The construction of the Canakkale Bridge is a $3.7 billion joint project carried out by Korean and Turkish builders. It is expected to produce the world’s longest suspension bridge, connecting the European and Asian portions of Turkey.

Erdogan concurred with Park’s view and they agreed to seek joint business opportunities in third countries in Central Asia and the Caucasus, building on the successful experience of building the Canakkale Bridge together.

Meeting with the leaders of Turkey, Park also sought to strengthen Korea’s diplomatic foothold in the international community by seeking their support to upgrade MIKTA -- a cross-regional consultative group consisting of middle powers Mexico, Indonesia, Korea, Turkey and Australia -- to a summit-level mechanism. He also solicited Turkey’s support for a nonpermanent seat for Korea on the UN Security Council, as well as for its membership in the UN Human Rights Council.

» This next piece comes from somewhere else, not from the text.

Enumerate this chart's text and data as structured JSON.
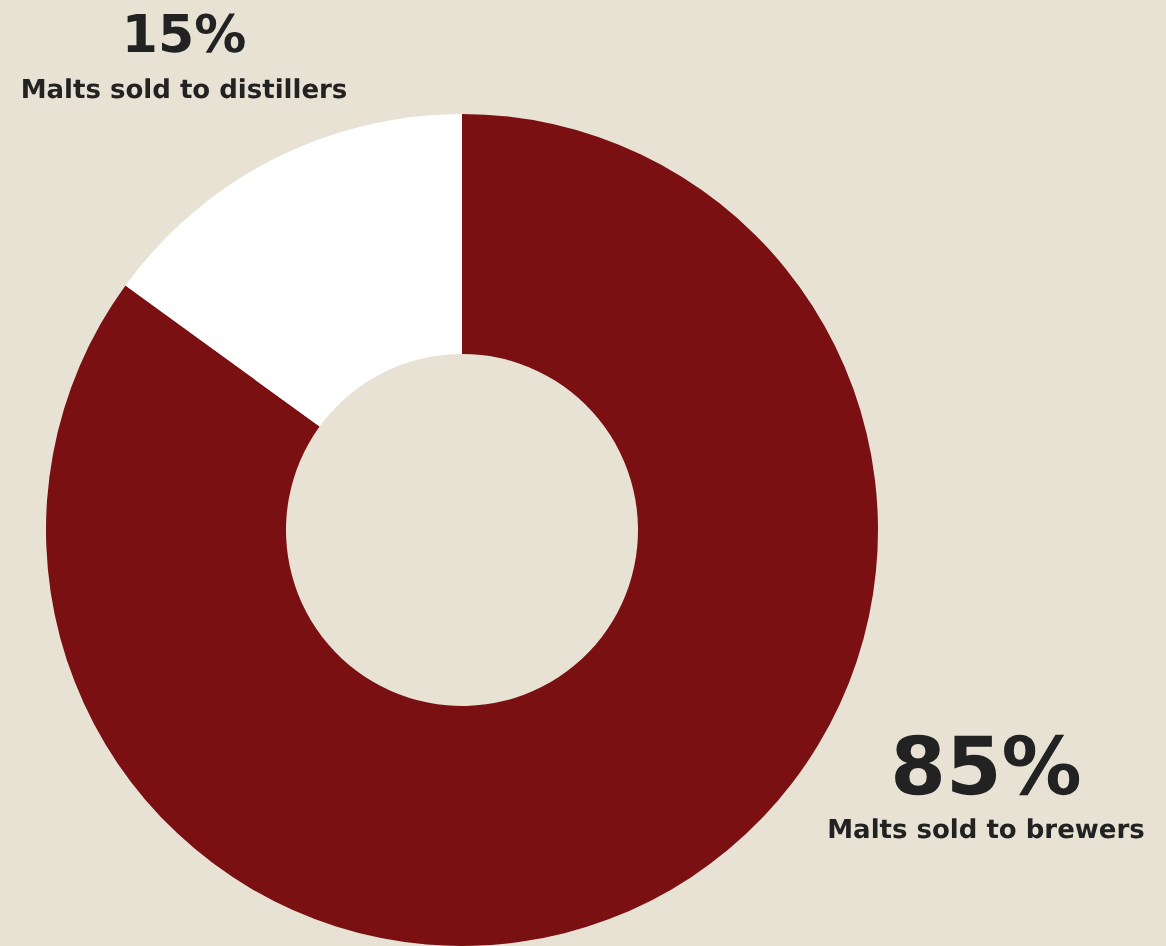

After his visit to Turkey, Park flew to Azerbaijan on Thursday to meet President Ilham Aliyev and Sahiba Gafarova, chair of the country’s parliament.

Park and Aliyev discussed ways to boost engagement for Korean businesses in Azerbaijan’s large-scale projects, including non-oil industrial development, infrastructure modernization and Karabakh rehabilitation.

“Korean businesses are particularly interested in gas processing and petrochemical complex ($3 billion) and gas combined cycle power plant ($1 billion) construction projects,” Park said.

He requested Aliyev’s support for the participation of Korean companies equipped with technology and experience in the construction of smart cities.

Acknowledging Korean companies’ successful implementation of various projects in Azerbaijan, Aliyev expressed his hope that Korean businesses would take part in future projects, including Karabakh rehabilitation, and transfer their technology and experience. Aliyev, who showed keen interest in cooperation with Korean businesses, instructed Azerbaijani Ambassador to Korea Ramzi Teymurov to host an investment roadshow in Seoul before year-end.